In the all-bets-are-off atmosphere of Dublin, Buckley has been helped by other people’s kindness. The owner of the office building, Paul Ruane, told Buckley that until a paying tenant came along, he could live there at no cost.
“When you walk in and see bricks of money in the toilet, it really gets you thinking about the whole concept of money,” Ruane said in an interview. (Buckley’s toilet is not yet operating; he uses a bathroom in a nearby gym.)
“If only we could rip it up and start afresh,” added Ruane, speaking of money. He is a developer who said the past few years had been “crippling” for him and his family. “It would be a breath of fresh air for everyone. Let’s stop everything right where we are and start fresh — the whole world.”

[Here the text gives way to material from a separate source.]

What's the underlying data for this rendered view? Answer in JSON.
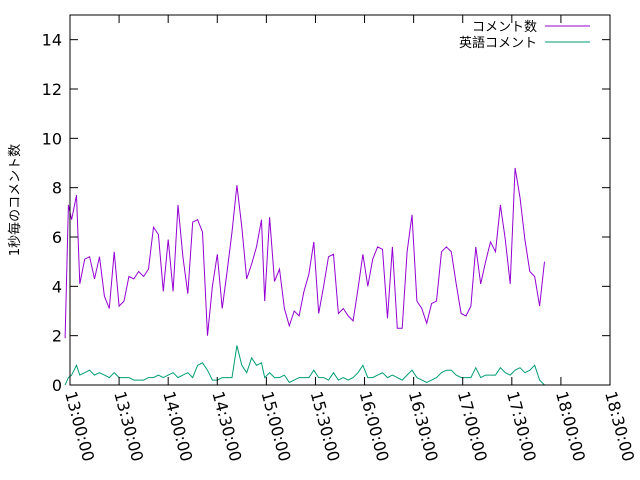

After Buckley found the space, a local cemetery engraved and donated the gravestone. The Central Bank donated the euro notes, which it had taken out of circulation and shredded because they were old and “otherwise they would have the texture of toilet roll,” Buckley explained. Three bank employees helped him load the ex-cash onto his brother’s trailer.
The house has lights — a company moved into the office upstairs and let Buckley tap in to its electric lines — and is surprisingly warm, despite having no heat. Money makes for good insulation, Buckley said.
He calls himself a hustler, and he seems to have a knack for personal reinvention. In the go-getting 1990s, he worked as a tour manager for musicians. Then he founded a charity — Sport Against Racism Europe — that received an 80,000 euro award from the government. The bottom fell out, the financing dried up and now he is on the dole, living on 188 euros a week — about $250 — in unemployment benefits.
He has since taken up painting. An exhibit featuring his shredded-euro paintings, “Expressions of Recession,” went up at a Radisson hotel here in the fall, but the art has not yet generated any cash. Meanwhile, Buckley owes thousands of euros on maxed-out credit cards and on a house in a nearby town, bought with a mortgage with no money down for 365,000 euros in 2006. (That would be about $484,000 under current currency conversion rates.)
His estranged wife still lives there, but they cannot meet the payments, which are increasing even as the value of the house declines. The police seized Buckley’s car, and he cannot afford to reclaim it. A shark tank’s worth of creditors is circling. “The government is taking money out of our pockets to give to the banks to come back and demand money for our debts,” he said.
Living and sleeping amid all this money while having little himself has given Buckley plenty of time to ponder his, and Ireland’s, predicament.
“I’m one of many, many people,” he said. “I wouldn’t be on the same level as people in business, who owe millions. But the money I owe is the same as owing millions. If you don’t have it, you don’t have it.”